The Ottawa-Bonnechère graben (OBG) along the southern Quebec-Ontario border, the Saguenay River graben (SBG), and the St. Lawrence Rift System (SLRS) are major brittle fault zones along which reactivation of Iapetan-related structures is believed to occur. Both the OBG and the SRG are bounded by WNW-ESE trending faults and are interpreted as Iapetan aulacogens. Their NW-trending structures are linked by the half-graben formed by the NE-SW trending SLRS. Recent regional tectonic activity along the OBG is indicated by the occurrence of a magnitude 5.5 earthquake in June 2010 about 60 km from Ottawa.

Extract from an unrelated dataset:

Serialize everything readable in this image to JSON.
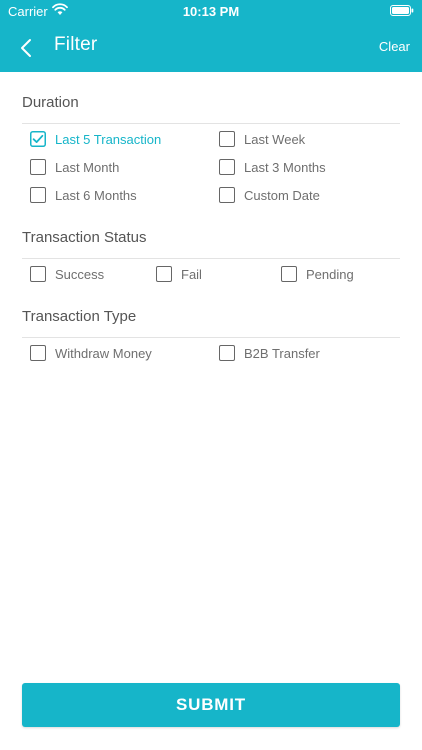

Twenty-four samples of Grenville basement rocks and Potsdam Sandstone were collected for apatite fission-track (AFT) analysis along a series of transects that crossed the OBG faults throughout the graben. Hanging wall and footwall sample pairs were analyzed in order to constrain the timing of potential fault reactivation in the graben. From these samples, 18 AFT ages ranging from 252 ± 38 to 162 ± 18 Ma were determined, indicating early Triassic to middle Jurassic unroofing. All of the hanging wall and footwall sample pairs yielded AFT ages that were within analytical error of each other with one exception, a hanging wall sample from near Shamrock, Ontario (252 ± 38 Ma) and a footwall sample from near Burnstown, Ontario (183 ± 19 Ma). Preliminary track length measurements for a hanging wall and a footwall sample yielded comparable mean track lengths and distributions of 12.9 ± 1.6 and 12.9 ± 1.3 mm, respectively. The absence of consistent AFT age discontinuities across the OBG faults indicates that there was no Mesozoic reactivation of these structures or, more likely, that the displacement was too small to be detected by AFT analysis.

In contrast, AFT ages from Grenville basement rocks from the SLRS and SRG have yielded Mesozoic age discontinuities that suggest fault reactivation. Along the SLRS, AFT age offsets exist between the footwall (200-184 Ma) and hanging wall (152-149 Ma) samples along the Montmorency and Saint-Laurent faults suggesting early Jurassic normal faulting followed by late Jurassic fault inversion. In the SRG, AFT age discontinuities have been determined between the hanging wall (430-280 Ma) and footwall (220-180 Ma) samples along the Lac Kénogami and Rivière Ste-Marguerite faults indicating normal fault reactivation at ~ 200 Ma.